Because zip tools that do Unicode are few and far between, I used a fallback approach in the library.  In the latest prelim release, DotNetZip uses the IBM437 code page to encode non-ASCII characters by default.  This is not in the PKWare spec, but zip files that people have sent me are using this encoding.  IBM437 in zip files may be a quiet, unspecified, de-facto standard, "good enough" for many people.  Of course, using the IBM437 mode, you cannot do Chinese characters, which is a huge hole.  But IBM437 does cover characters with umlauts and tildes and so on, a lot of Latin languages. 

And now I'm asking for your help.  I'd like everyone who uses DotNetZip to try out the new Unicode and IBM437 stuff.  It is available in the latest v1.6 prelim release availalble on the releases tab. 

For tests: 
Use the library to zip up files that have "Unicode filenames", or more accurately, filenames with characters that cannot be represented in 7-bit ASCII.  This might be characters with umlauts, tildes, and so on, in addition to characters from the non-Latin languages  - Hebrew, Greek, Cyrillic, and of course, Chinese. 

See if it works, see if the files zip up and unzip properly.  See if the files open in Explorer the way you expect.  See if it works intuitively, if the library behaves the way you would like it to behave.  See if the zip files can be read by other tools and libraries (7-zip or zlib or winrar).  That kind of thing.

You will have to check the doc on the UseUnicode property on the ZipFile to see the options and the details of the implementation.  I encourage you to try all your tests with that flag both ON and OFF - to see how it behaves and what you would prefer. 

If find something that breaks, or surprises you, then please do report it.  If you are really ambitious, you can write up a test case that reproduces the problem you observed and attach it to a new workitem

The new Unicode support in the library is easy to describe, but it is hard for me to test.  It is hard for me to know if I am testing the right things.  I need help on this, before I can declare the unicode support useful, stable, and interoperable.

Check it out!

Comments

  • Anonymous
    September 19, 2008
    PingBack from http://www.easycoded.com/dotnetzip-users-please-test-unicode-support-free-zip-library-for-net/

  • Anonymous
    December 04, 2008
    I want to zip a files contatins denish special characters i.e dDåÅæÆøØ¥¢.pdf.
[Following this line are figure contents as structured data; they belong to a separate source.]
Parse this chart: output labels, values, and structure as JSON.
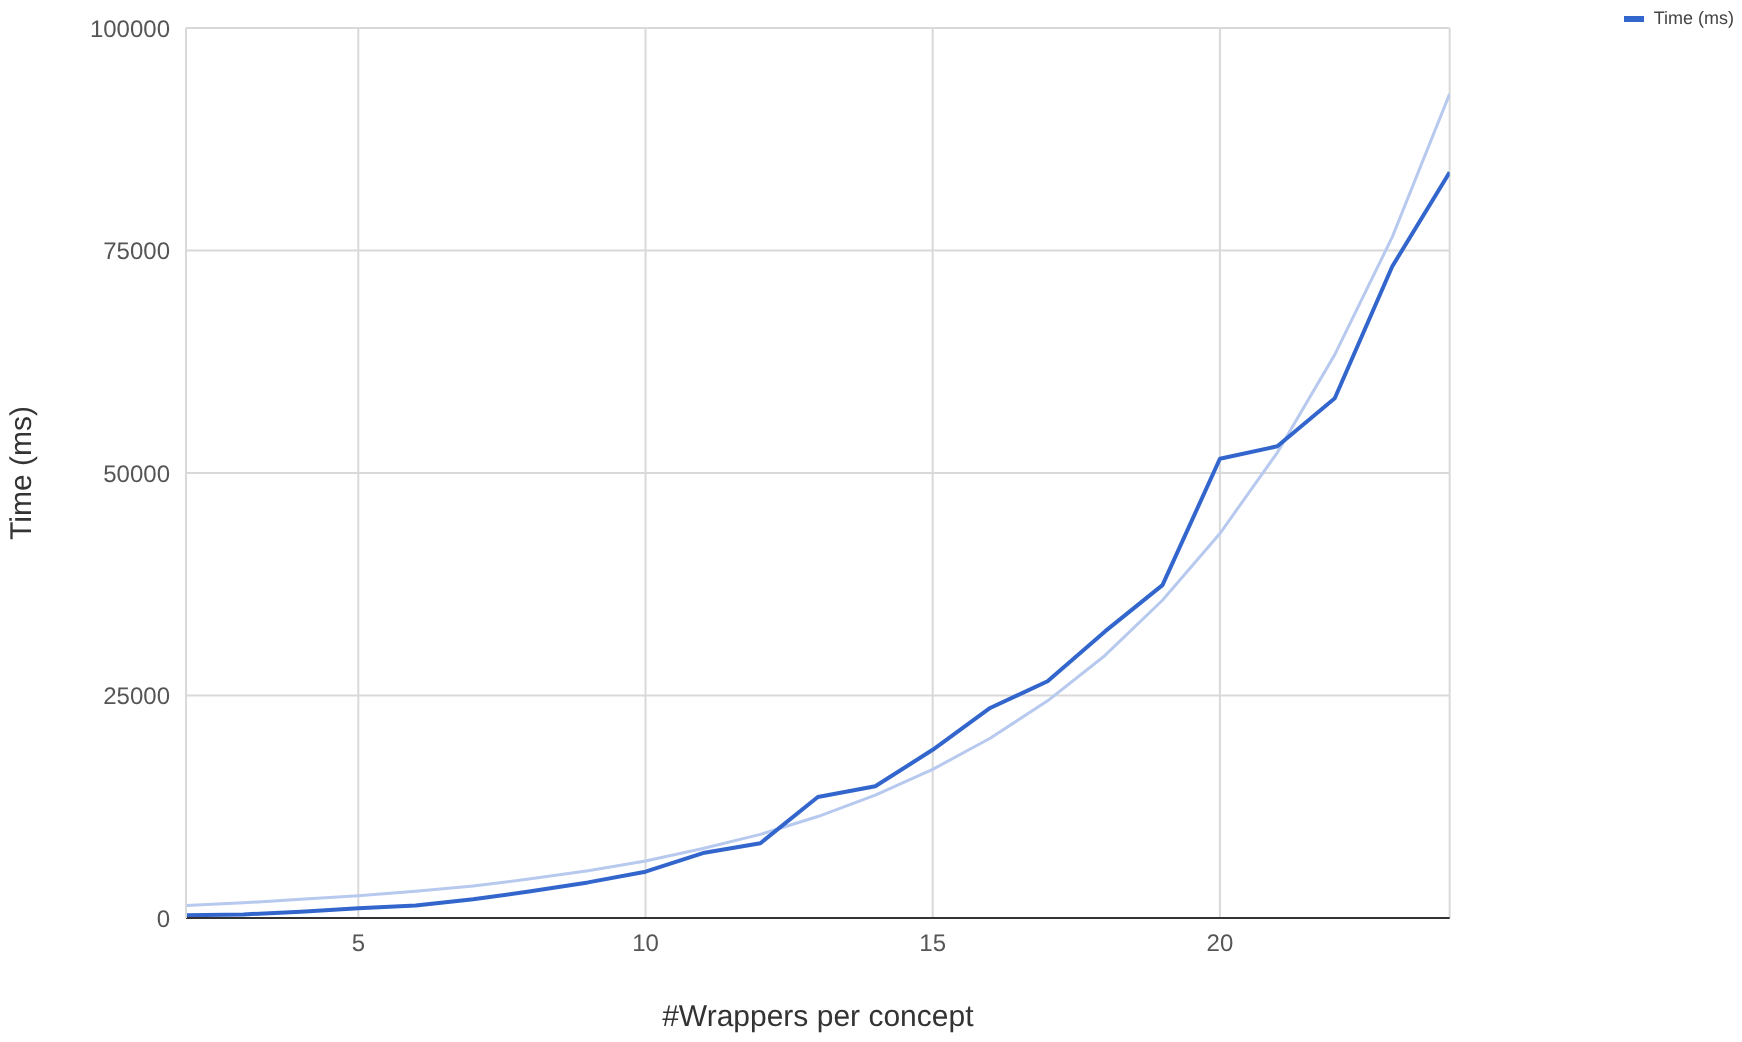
{
  "chart_data": {
    "type": "line",
    "xlabel": "#Wrappers per concept",
    "ylabel": "Time (ms)",
    "x": [
      2,
      3,
      4,
      5,
      6,
      7,
      8,
      9,
      10,
      11,
      12,
      13,
      14,
      15,
      16,
      17,
      18,
      19,
      20,
      21,
      22,
      23,
      24
    ],
    "series": [
      {
        "name": "Time (ms)",
        "color": "#3366cc",
        "values": [
          300,
          400,
          700,
          1100,
          1400,
          2100,
          3000,
          4000,
          5200,
          7300,
          8400,
          13600,
          14800,
          18900,
          23600,
          26600,
          32200,
          37400,
          51600,
          53000,
          58400,
          73200,
          83800
        ]
      },
      {
        "color": "#b7c9ee",
        "values": [
          1400,
          1700,
          2100,
          2500,
          3000,
          3600,
          4400,
          5300,
          6400,
          7800,
          9400,
          11400,
          13800,
          16700,
          20200,
          24400,
          29500,
          35700,
          43200,
          52300,
          63300,
          76500,
          92600
        ]
      }
    ],
    "xlim": [
      2,
      24
    ],
    "xticks": [
      5,
      10,
      15,
      20
    ],
    "ylim": [
      0,
      100000
    ],
    "yticks": [
      0,
      25000,
      50000,
      75000,
      100000
    ],
    "grid": true,
    "legend": "top right",
    "marker": "none",
    "line_style": "solid"
  }
}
I am using encoding IBM437 to zip a file. But it replaced Ø with O. I read the artical you referenced for page codes. http://en.wikipedia.org/wiki/Code_page_437. In this artical CP437 is recomended for Ø.. But it doesn't solve my probelm. Please send me solution as soon as possible

  • Anonymous
    December 11, 2008
    This comment list is probably a bad place to ask for help.  If you are using DotNetZip, then use the forums on www.codeplex.com/DotNetZip to ask your question. If you are using something else to create the zip file, then you should ask your question at a different forum, too.